Até os nossos dias, Sócrates permanece um personagem enigmático. O pouco que dele se conhece é que era um filósofo que se comprazia em circular pelas ruas de Atenas para discutir com seus concidadãos a respeito de temas como a virtude e a justiça e que foi sentenciado à morte sob a acusação de corromper a juventude – num julgamento em praça pública, em que a maioria dos cidadãos atenienses decidiu em favor de sua condenação. Sócrates não deixou nada escrito – a sua filosofia, digamos assim, é um trabalho de reconstrução dos seus discípulos, como Platão, que procurou reproduzir o pensamento do mestre em muitos dos seus famosos diálogos.
Conforme pode ser lido nos textos de Platão, Sócrates denominava-se a si mesmo como um “moscardo”, uma “parteira” e também foi chamado de “arraia-elétrica”, um peixe que paralisa e entorpece aqueles que o tocam. Sócrates definia-se como um moscardo porque esforçava-se em “ferroar” os cidadãos, retirando-os do entorpecimento e despertando-os para o pensamento, uma atividade sem a qual, na sua concepção, a vida não valia a pena ser vivida.
E ele chamava a si próprio de uma parteira porque trazia à luz os pensamentos alheios – a filósofa Hannah Arendt comenta que esses pensamentos tratavam-se, na maioria das vezes, de “falsos fetos”. Na verdade, Sócrates “purgava” as pessoas dos preconceitos não examinados que as impediam de pensar. A comparação com a arraia-elétrica é porque ele transmitia suas próprias incertezas aos outros – lembremos da famosa frase atribuída ao ele, “só sei que nada sei”. Ou seja, apesar de estimular seus concidadãos a refletir sobre questões como justiça e piedade, ele próprio nunca oferecia respostas acabadas para essas questões.
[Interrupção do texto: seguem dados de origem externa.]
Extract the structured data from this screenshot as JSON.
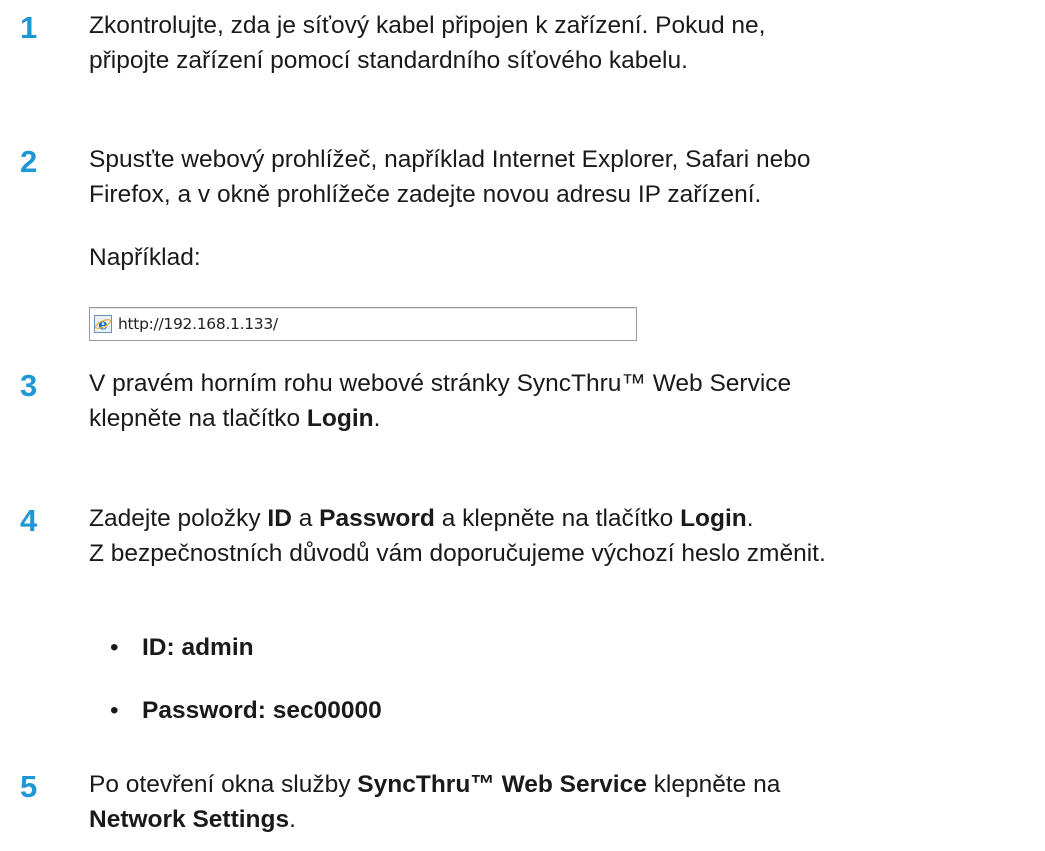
{
  "steps": [
    {
      "number": "1",
      "lines": [
        [
          {
            "t": "Zkontrolujte, zda je síťový kabel připojen k zařízení. Pokud ne,",
            "b": false
          }
        ],
        [
          {
            "t": "připojte zařízení pomocí standardního síťového kabelu.",
            "b": false
          }
        ]
      ]
    },
    {
      "number": "2",
      "lines": [
        [
          {
            "t": "Spusťte webový prohlížeč, například Internet Explorer, Safari nebo",
            "b": false
          }
        ],
        [
          {
            "t": "Firefox, a v okně prohlížeče zadejte novou adresu IP zařízení.",
            "b": false
          }
        ]
      ]
    },
    {
      "number": "3",
      "lines": [
        [
          {
            "t": "V pravém horním rohu webové stránky SyncThru™ Web Service",
            "b": false
          }
        ],
        [
          {
            "t": "klepněte na tlačítko ",
            "b": false
          },
          {
            "t": "Login",
            "b": true
          },
          {
            "t": ".",
            "b": false
          }
        ]
      ]
    },
    {
      "number": "4",
      "lines": [
        [
          {
            "t": "Zadejte položky ",
            "b": false
          },
          {
            "t": "ID",
            "b": true
          },
          {
            "t": " a ",
            "b": false
          },
          {
            "t": "Password",
            "b": true
          },
          {
            "t": " a klepněte na tlačítko ",
            "b": false
          },
          {
            "t": "Login",
            "b": true
          },
          {
            "t": ".",
            "b": false
          }
        ],
        [
          {
            "t": "Z bezpečnostních důvodů vám doporučujeme výchozí heslo změnit.",
            "b": false
          }
        ]
      ]
    },
    {
      "number": "5",
      "lines": [
        [
          {
            "t": "Po otevření okna služby ",
            "b": false
          },
          {
            "t": "SyncThru™ Web Service",
            "b": true
          },
          {
            "t": " klepněte na",
            "b": false
          }
        ],
        [
          {
            "t": "Network Settings",
            "b": true
          },
          {
            "t": ".",
            "b": false
          }
        ]
      ]
    }
  ],
  "example": {
    "label": "Například:",
    "address_bar": {
      "icon": "internet-explorer-icon",
      "url": "http://192.168.1.133/"
    }
  },
  "credentials": [
    {
      "bullet": "•",
      "text": "ID: admin"
    },
    {
      "bullet": "•",
      "text": "Password: sec00000"
    }
  ],
  "colors": {
    "step_number": "#1f97d4",
    "text": "#1a1a1a"
  }
}
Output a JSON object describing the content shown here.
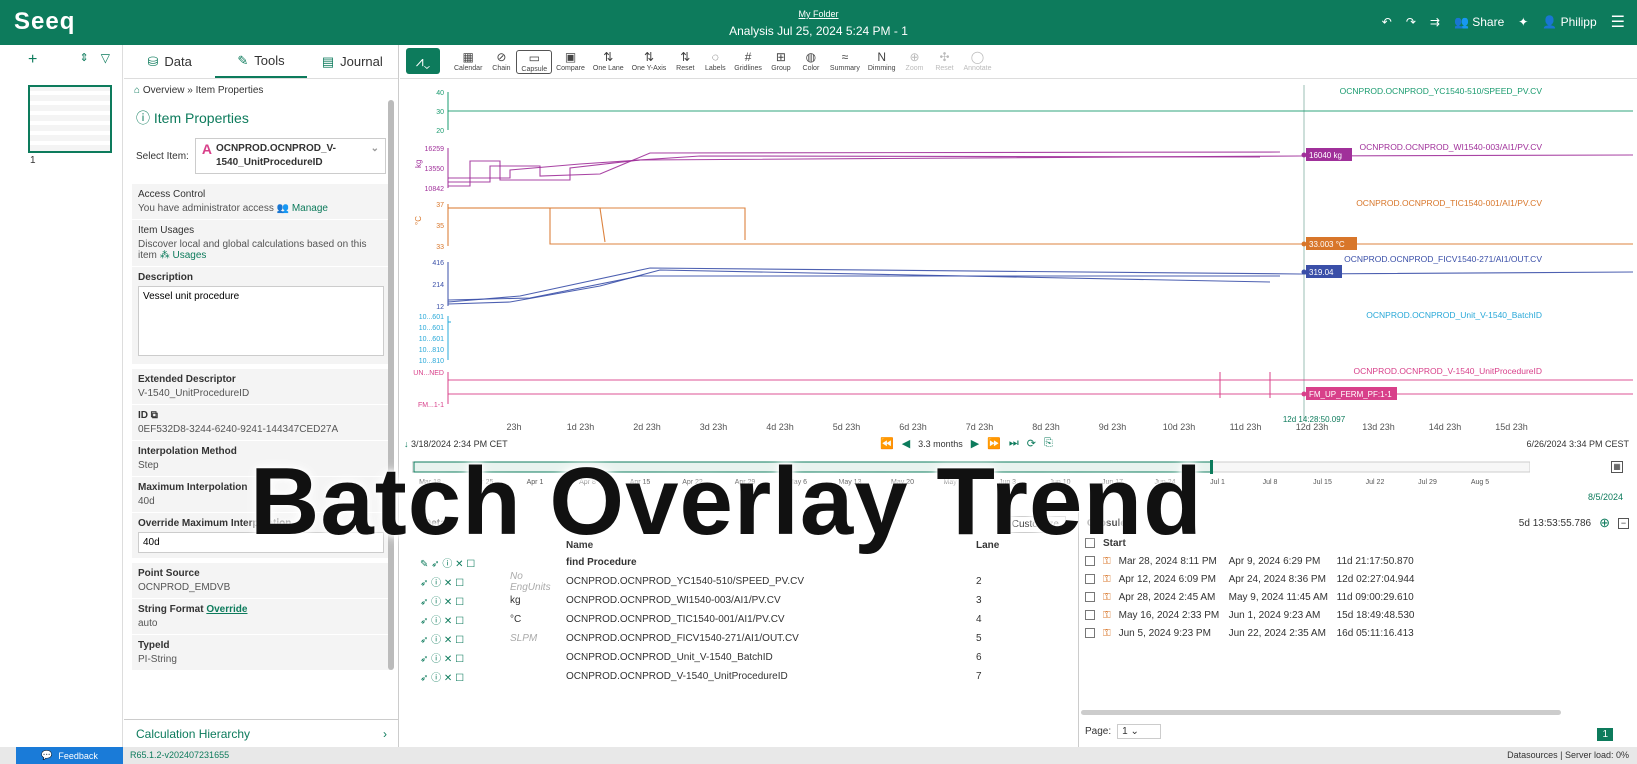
{
  "header": {
    "logo": "Seeq",
    "folder": "My Folder",
    "title": "Analysis Jul 25, 2024 5:24 PM - 1",
    "share": "Share",
    "user": "Philipp"
  },
  "rail": {
    "page_number": "1"
  },
  "panel": {
    "tabs": [
      "Data",
      "Tools",
      "Journal"
    ],
    "breadcrumb": "Overview » Item Properties",
    "title": "Item Properties",
    "select_label": "Select Item:",
    "selected_item": "OCNPROD.OCNPROD_V-1540_UnitProcedureID",
    "access_label": "Access Control",
    "access_text": "You have administrator access",
    "manage": "Manage",
    "usages_label": "Item Usages",
    "usages_text": "Discover local and global calculations based on this item",
    "usages_link": "Usages",
    "desc_label": "Description",
    "desc_value": "Vessel unit procedure",
    "ext_label": "Extended Descriptor",
    "ext_value": "V-1540_UnitProcedureID",
    "id_label": "ID",
    "id_value": "0EF532D8-3244-6240-9241-144347CED27A",
    "interp_label": "Interpolation Method",
    "interp_value": "Step",
    "maxinterp_label": "Maximum Interpolation",
    "maxinterp_value": "40d",
    "override_label": "Override Maximum Interpolation",
    "override_value": "40d",
    "ps_label": "Point Source",
    "ps_value": "OCNPROD_EMDVB",
    "sf_label": "String Format",
    "sf_link": "Override",
    "sf_value": "auto",
    "type_label": "TypeId",
    "type_value": "PI-String",
    "calc": "Calculation Hierarchy"
  },
  "toolbar": [
    "Calendar",
    "Chain",
    "Capsule",
    "Compare",
    "One Lane",
    "One Y-Axis",
    "Reset",
    "Labels",
    "Gridlines",
    "Group",
    "Color",
    "Summary",
    "Dimming",
    "Zoom",
    "Reset",
    "Annotate"
  ],
  "chart_data": {
    "type": "line",
    "x_ticks": [
      "23h",
      "1d 23h",
      "2d 23h",
      "3d 23h",
      "4d 23h",
      "5d 23h",
      "6d 23h",
      "7d 23h",
      "8d 23h",
      "9d 23h",
      "10d 23h",
      "11d 23h",
      "12d 23h",
      "13d 23h",
      "14d 23h",
      "15d 23h"
    ],
    "cursor_label": "12d 14:28:50.097",
    "series": [
      {
        "name": "OCNPROD.OCNPROD_YC1540-510/SPEED_PV.CV",
        "color": "#1a9b6f",
        "ticks": [
          "40",
          "30",
          "20"
        ]
      },
      {
        "name": "OCNPROD.OCNPROD_WI1540-003/AI1/PV.CV",
        "color": "#a0309a",
        "ticks": [
          "16259",
          "13550",
          "10842"
        ],
        "unit": "kg",
        "cursor_value": "16040 kg"
      },
      {
        "name": "OCNPROD.OCNPROD_TIC1540-001/AI1/PV.CV",
        "color": "#d8762a",
        "ticks": [
          "37",
          "35",
          "33"
        ],
        "unit": "°C",
        "cursor_value": "33.003 °C"
      },
      {
        "name": "OCNPROD.OCNPROD_FICV1540-271/AI1/OUT.CV",
        "color": "#3a4fa8",
        "ticks": [
          "416",
          "214",
          "12"
        ],
        "cursor_value": "319.04"
      },
      {
        "name": "OCNPROD.OCNPROD_Unit_V-1540_BatchID",
        "color": "#28a8d8",
        "ticks": [
          "10...601",
          "10...601",
          "10...601",
          "10...810",
          "10...810"
        ]
      },
      {
        "name": "OCNPROD.OCNPROD_V-1540_UnitProcedureID",
        "color": "#d8408a",
        "ticks": [
          "UN...NED",
          "FM...1-1"
        ],
        "cursor_value": "FM_UP_FERM_PF:1-1"
      }
    ]
  },
  "nav": {
    "start": "3/18/2024 2:34 PM CET",
    "end": "6/26/2024 3:34 PM CEST",
    "range": "3.3 months"
  },
  "overview": {
    "ticks": [
      "Mar 18",
      "Mar 25",
      "Apr 1",
      "Apr 8",
      "Apr 15",
      "Apr 22",
      "Apr 29",
      "May 6",
      "May 13",
      "May 20",
      "May 27",
      "Jun 3",
      "Jun 10",
      "Jun 17",
      "Jun 24",
      "Jul 1",
      "Jul 8",
      "Jul 15",
      "Jul 22",
      "Jul 29",
      "Aug 5"
    ],
    "end": "8/5/2024"
  },
  "details": {
    "title": "Details",
    "customize": "Customize",
    "name_col": "Name",
    "lane_col": "Lane",
    "rows": [
      {
        "unit": "",
        "name": "find Procedure",
        "lane": ""
      },
      {
        "unit": "No EngUnits",
        "name": "OCNPROD.OCNPROD_YC1540-510/SPEED_PV.CV",
        "lane": "2"
      },
      {
        "unit": "kg",
        "name": "OCNPROD.OCNPROD_WI1540-003/AI1/PV.CV",
        "lane": "3"
      },
      {
        "unit": "°C",
        "name": "OCNPROD.OCNPROD_TIC1540-001/AI1/PV.CV",
        "lane": "4"
      },
      {
        "unit": "SLPM",
        "name": "OCNPROD.OCNPROD_FICV1540-271/AI1/OUT.CV",
        "lane": "5"
      },
      {
        "unit": "",
        "name": "OCNPROD.OCNPROD_Unit_V-1540_BatchID",
        "lane": "6"
      },
      {
        "unit": "",
        "name": "OCNPROD.OCNPROD_V-1540_UnitProcedureID",
        "lane": "7"
      }
    ]
  },
  "capsules": {
    "title": "Capsules",
    "duration": "5d 13:53:55.786",
    "start_col": "Start",
    "rows": [
      {
        "start": "Mar 28, 2024 8:11 PM",
        "end": "Apr 9, 2024 6:29 PM",
        "dur": "11d 21:17:50.870"
      },
      {
        "start": "Apr 12, 2024 6:09 PM",
        "end": "Apr 24, 2024 8:36 PM",
        "dur": "12d 02:27:04.944"
      },
      {
        "start": "Apr 28, 2024 2:45 AM",
        "end": "May 9, 2024 11:45 AM",
        "dur": "11d 09:00:29.610"
      },
      {
        "start": "May 16, 2024 2:33 PM",
        "end": "Jun 1, 2024 9:23 AM",
        "dur": "15d 18:49:48.530"
      },
      {
        "start": "Jun 5, 2024 9:23 PM",
        "end": "Jun 22, 2024 2:35 AM",
        "dur": "16d 05:11:16.413"
      }
    ],
    "page_label": "Page:",
    "page_value": "1",
    "page_num": "1"
  },
  "footer": {
    "feedback": "Feedback",
    "version": "R65.1.2-v202407231655",
    "status": "Datasources | Server load: 0%"
  },
  "overlay_text": "Batch Overlay Trend"
}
“A comparação com a arraia-elétrica é porque ele transmitia suas próprias incertezas aos outros”
Portanto, o fato de Sócrates deixar seus interlocutores confusos e aturdidos com suas perguntas desconcertantes não ocorria em razão de ele já ter as respostas prontas e querer deliberadamente, com sua atitude desafiadora, desmascarar a ignorância alheia, expondo-a ao ridículo. Como se pode perceber, por exemplo, pela leitura de Mênon, um dos textos de Platão, se, ao longo das conversas com o filósofo, as pessoas iam aos poucos abandonando suas certezas e ficavam atônitas, tal situação se dava porque elas eram “contaminadas” pela própria perplexidade de Sócrates.
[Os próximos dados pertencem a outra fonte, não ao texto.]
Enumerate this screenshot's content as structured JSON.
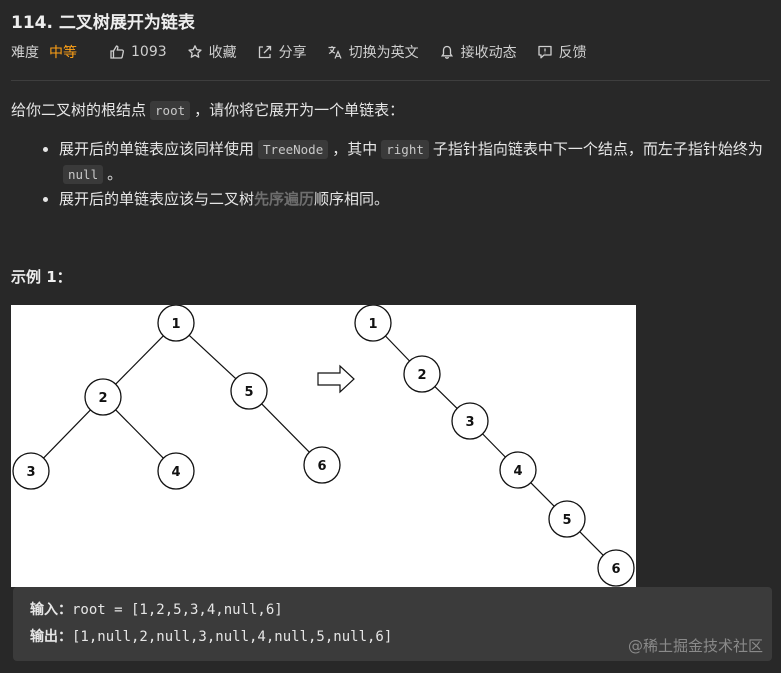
{
  "problem": {
    "title": "114. 二叉树展开为链表",
    "difficulty_label": "难度",
    "difficulty_value": "中等",
    "likes": "1093",
    "favorite": "收藏",
    "share": "分享",
    "switch_language": "切换为英文",
    "notify": "接收动态",
    "feedback": "反馈"
  },
  "description": {
    "intro_1": "给你二叉树的根结点",
    "intro_code": "root",
    "intro_2": "，请你将它展开为一个单链表：",
    "bullet1_a": "展开后的单链表应该同样使用",
    "bullet1_code1": "TreeNode",
    "bullet1_b": "，其中",
    "bullet1_code2": "right",
    "bullet1_c": "子指针指向链表中下一个结点，而左子指针始终为",
    "bullet1_code3": "null",
    "bullet1_d": "。",
    "bullet2_a": "展开后的单链表应该与二叉树",
    "bullet2_link": "先序遍历",
    "bullet2_b": "顺序相同。"
  },
  "example": {
    "title": "示例 1：",
    "input_label": "输入：",
    "input_value": "root = [1,2,5,3,4,null,6]",
    "output_label": "输出：",
    "output_value": "[1,null,2,null,3,null,4,null,5,null,6]"
  },
  "figure": {
    "tree_nodes": [
      "1",
      "2",
      "5",
      "3",
      "4",
      "6"
    ],
    "list_nodes": [
      "1",
      "2",
      "3",
      "4",
      "5",
      "6"
    ]
  },
  "watermark": "@稀土掘金技术社区",
  "colors": {
    "background": "#282828",
    "accent_difficulty": "#ffa116",
    "code_bg": "#3a3a3a",
    "io_bg": "#3b3b3b"
  },
  "icons": [
    "thumbs-up-icon",
    "star-icon",
    "share-icon",
    "translate-icon",
    "bell-icon",
    "feedback-icon"
  ]
}
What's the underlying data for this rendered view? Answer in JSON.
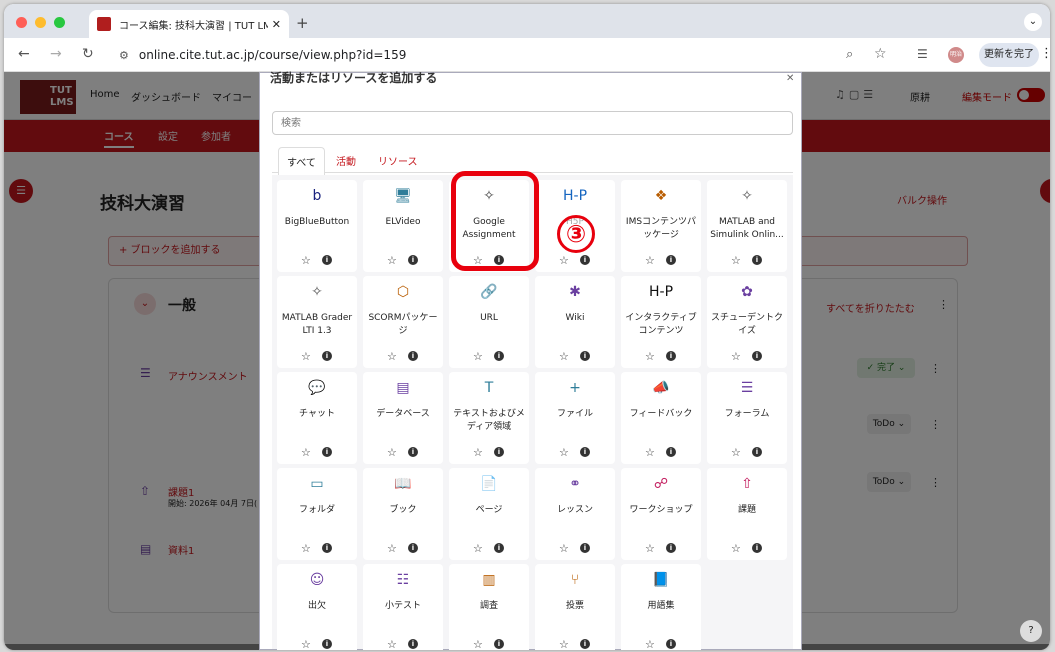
{
  "browser": {
    "tab_title": "コース編集: 技科大演習 | TUT LM",
    "url": "online.cite.tut.ac.jp/course/view.php?id=159",
    "update_button": "更新を完了",
    "profile_label": "明治",
    "colors": {
      "close": "#ff5f57",
      "minimize": "#febc2e",
      "maximize": "#28c840"
    }
  },
  "lms": {
    "logo_text": "TUT LMS",
    "nav": {
      "home": "Home",
      "dashboard": "ダッシュボード",
      "my": "マイコー"
    },
    "user_name": "原耕",
    "edit_mode": "編集モード",
    "secondary": {
      "course": "コース",
      "settings": "設定",
      "participants": "参加者"
    },
    "course_title": "技科大演習",
    "bulk_edit": "バルク操作",
    "add_block": "+ ブロックを追加する",
    "section_title": "一般",
    "collapse_all": "すべてを折りたたむ",
    "activities": {
      "announcement": "アナウンスメント",
      "assignment": "課題1",
      "assignment_due": "開始: 2026年 04月 7日(",
      "resource": "資料1"
    },
    "done_label": "✓ 完了 ⌄",
    "todo_label": "ToDo ⌄",
    "help": "?",
    "accent_color": "#c4161c"
  },
  "modal": {
    "title": "活動またはリソースを追加する",
    "search_placeholder": "検索",
    "tabs": {
      "all": "すべて",
      "activity": "活動",
      "resource": "リソース"
    },
    "items": [
      {
        "label": "BigBlueButton",
        "icon": "b"
      },
      {
        "label": "ELVideo",
        "icon": "🖥"
      },
      {
        "label": "Google Assignment",
        "icon": "✧"
      },
      {
        "label": "H5P",
        "icon": "H-P"
      },
      {
        "label": "IMSコンテンツパッケージ",
        "icon": "❖"
      },
      {
        "label": "MATLAB and Simulink Onlin...",
        "icon": "✧"
      },
      {
        "label": "MATLAB Grader LTI 1.3",
        "icon": "✧"
      },
      {
        "label": "SCORMパッケージ",
        "icon": "⬡"
      },
      {
        "label": "URL",
        "icon": "🔗"
      },
      {
        "label": "Wiki",
        "icon": "✱"
      },
      {
        "label": "インタラクティブコンテンツ",
        "icon": "H-P"
      },
      {
        "label": "スチューデントクイズ",
        "icon": "✿"
      },
      {
        "label": "チャット",
        "icon": "💬"
      },
      {
        "label": "データベース",
        "icon": "▤"
      },
      {
        "label": "テキストおよびメディア領域",
        "icon": "T"
      },
      {
        "label": "ファイル",
        "icon": "+"
      },
      {
        "label": "フィードバック",
        "icon": "📣"
      },
      {
        "label": "フォーラム",
        "icon": "☰"
      },
      {
        "label": "フォルダ",
        "icon": "▭"
      },
      {
        "label": "ブック",
        "icon": "📖"
      },
      {
        "label": "ページ",
        "icon": "📄"
      },
      {
        "label": "レッスン",
        "icon": "⚭"
      },
      {
        "label": "ワークショップ",
        "icon": "☍"
      },
      {
        "label": "課題",
        "icon": "⇧"
      },
      {
        "label": "出欠",
        "icon": "☺"
      },
      {
        "label": "小テスト",
        "icon": "☷"
      },
      {
        "label": "調査",
        "icon": "▥"
      },
      {
        "label": "投票",
        "icon": "⑂"
      },
      {
        "label": "用語集",
        "icon": "📘"
      }
    ],
    "star": "☆",
    "info": "i"
  },
  "annotation": {
    "step_number": "③",
    "color": "#e8000d"
  }
}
É nesse diálogo sobre o significado da virtude que Mênon, um jovem seguidor dos sofistas, ao ver suas convicções caírem por terra, usa a metáfora da arraia-elétrica para descrever o “método” de Sócrates. De forma irônica, Mênon diz a Sócrates que ele parece, tanto na aparência física quanto no modo de agir, com aquele “peixe marinho achatado”, a arraia-elétrica. “Pois tanto ela entorpece quem dela se aproxima e a toca, quanto tu pareces ter-me feito agora algo desse tipo. (…) estou entorpecido, na alma e na boca, e não sei o que te responder”, admite Mênon.
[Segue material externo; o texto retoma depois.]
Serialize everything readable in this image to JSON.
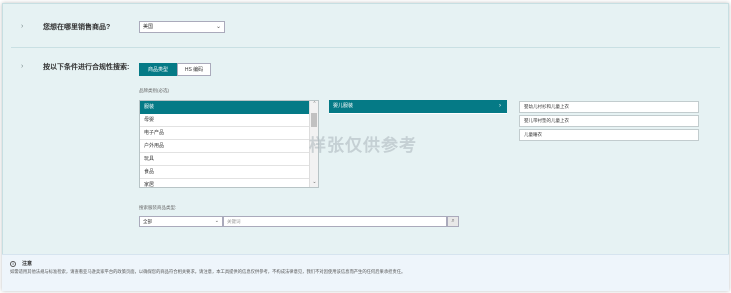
{
  "q1": {
    "label": "您想在哪里销售商品?",
    "select_value": "美国"
  },
  "q2": {
    "label": "按以下条件进行合规性搜索:"
  },
  "tabs": [
    {
      "label": "商品类型"
    },
    {
      "label": "HS 编码"
    }
  ],
  "category_label": "品牌类别(必选)",
  "category_list": [
    {
      "label": "服装",
      "selected": true
    },
    {
      "label": "母婴"
    },
    {
      "label": "电子产品"
    },
    {
      "label": "户外用品"
    },
    {
      "label": "玩具"
    },
    {
      "label": "食品"
    },
    {
      "label": "家居"
    }
  ],
  "subcategory_list": [
    {
      "label": "婴儿服装",
      "selected": true
    }
  ],
  "leaf_items": [
    {
      "label": "婴幼儿衬衫和儿童上衣"
    },
    {
      "label": "婴儿带衬垫的儿童上衣"
    },
    {
      "label": "儿童睡衣"
    }
  ],
  "search": {
    "label": "搜索服装商品类型:",
    "scope_value": "全部",
    "keyword_placeholder": "关键词"
  },
  "notice": {
    "icon": "info-icon",
    "title": "注意",
    "body": "如需适用其他法规与标准检索，请查看亚马逊卖家平台的政策页面，以确保您的商品符合相关要求。请注意，本工具提供的信息仅供参考，不构成法律意见，我们不对因使用该信息而产生的任何后果承担责任。"
  },
  "watermark": "样张仅供参考"
}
Sócrates, por sua vez, responde que a arraia-elétrica só entorpece os outros porque ela se encontra entorpecida – exatamente o mesmo fenômeno que ocorre com ele. “Também agora, a propósito da virtude, eu não sei o que ela é; tu, entretanto, talvez anteriormente soubesses, antes de me ter tocado. Contudo, estou disposto a examinar contigo”, diz ele a Mênon.
Ao final do texto, como é comum nos diálogos socráticos, Sócrates e Mênon não conseguem chegar a uma definição do que seja a virtude – é a famosa aporia, aquela encruzilhada a que o filósofo costumava conduzir seus interlocutores e ele próprio. Tudo, então, seria uma perda de tempo, já que nunca se chega a conclusão alguma?
Na opinião de Sócrates, mesmo não se sabendo o que eram a justiça e a virtude em si mesmas, só a oportunidade de pensar e falar sobre elas já era o bastante para tornar os cidadãos da pólis mais justos e virtuosos. E também a enxergar com mais clareza as iniquidades cometidas em nome de uma concepção equivocada de justiça e virtude.
Se a conduta de Sócrates poderia ser considerada “perigosa”, era justamente porque ele confrontava os preconceitos mais arraigados dos seus concidadãos. Sócrates não morreu porque era um doutrinador, movido pelo objetivo de inculcar ideias subversivas e radicais nos seus jovens e entusiastas seguidores. Ele morreu porque incitava aqueles com quem conversava a pensar por si mesmos – uma atitude que, tanto há dois mil anos quanto agora, sempre parecerá subversiva e radical a quem não consegue conviver em meio à pluralidade e à diferença.